Operiamo principalmente con un team snello e agile interno, senza doverci appoggiare a professionisti esterni. La nostra forza risiede nella fiducia reciproca. Io e Inga lavoriamo a stretto contatto: Inga si occupa principalmente del prodotto, collaborando direttamente con il laboratorio per garantire che ogni prodotto sia eccezionale. Da parte mia, porto la mia esperienza pratica, mentre lei arricchisce ogni decisione con una visione fresca e innovativa.
La considero un vero e proprio genio in questo campo, capace di generare idee brillanti che arricchiscono il nostro lavoro. Siamo un team che si basa su un legame solido di fiducia e su competenze complementari. Inga, in particolare, si dedica con grande impegno al laboratorio per garantire che ogni prodotto sia veramente buono e privo di zuccheri aggiunti, un aspetto fondamentale per noi. È stata lei a stabilire che il prodotto sarebbe entrato nel mercato solo quando fosse stato davvero perfetto.
Onestamente, dopo la riapertura del lockdown, ci siamo concentrati soprattutto sulla distribuzione. Non ritenevamo sensato investire grandi somme in marketing finché il prodotto non fosse ampiamente disponibile sugli scaffali. Da quest'anno inizieremo a investire nel marketing. Abbiamo finalmente un piano strutturato per il 2025, con l'obiettivo principale di aumentare la brand awareness. Attualmente, la nostra brand awareness è intorno al 6%, il che significa che c'è ancora molto lavoro da fare, ma siamo pronti a raccogliere la sfida e a far conoscere heaven a un pubblico sempre più ampio.
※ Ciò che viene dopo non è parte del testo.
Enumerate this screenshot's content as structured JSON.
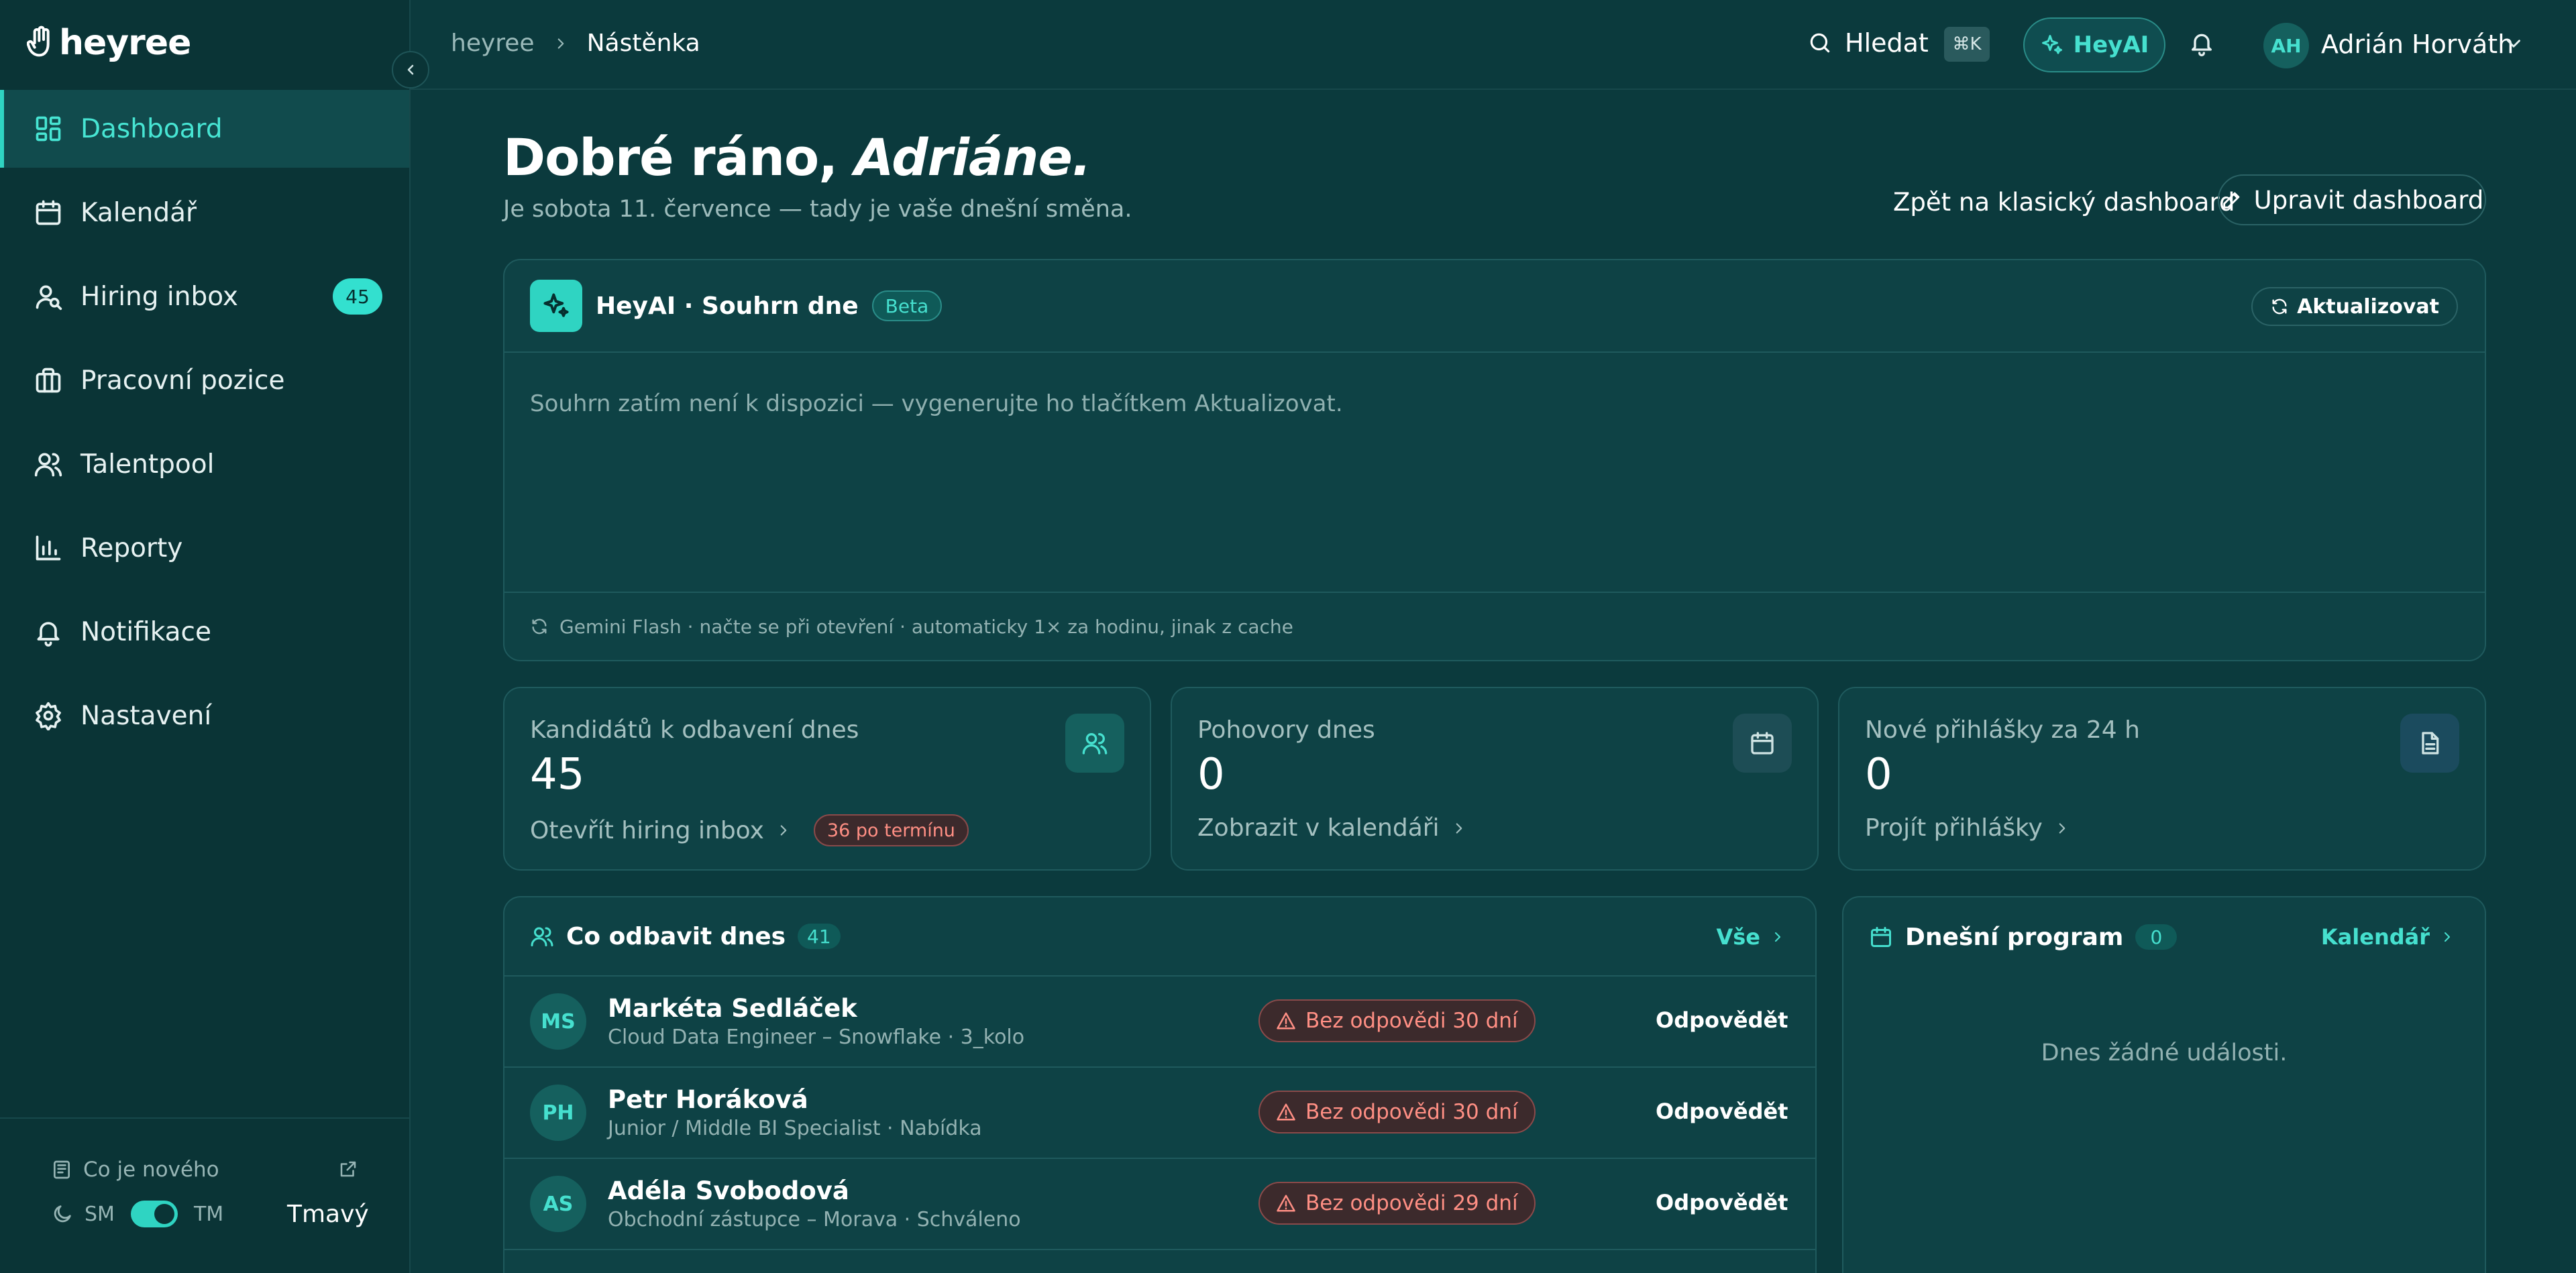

Quali sono quei prodotti che non possono proprio mancare nella tuo carrello della spesa? A parte heaven ovviamente!
Ci sono alcuni prodotti che per me sono indispensabili. Primo fra tutti, il tè, in particolare l’English Breakfast, che bevo in grandi quantità e che ormai ha conquistato anche mia moglie Barbara. Poi non può mancare il gin tonic: è ormai una tradizione ogni venerdì sera, quindi in casa non mancano mai Gordon’s e Schweppes.
Con il passare degli anni, presto anche più attenzione a uno stile di vita sano, e il mio carrello della spesa riflette questa scelta: ingredienti freschi per insalate e piatti salutari sono una costante. Insomma, il mio cestino è sempre pieno di prodotti che aiutano a mantenere uno stile di vita equilibrato e healthy.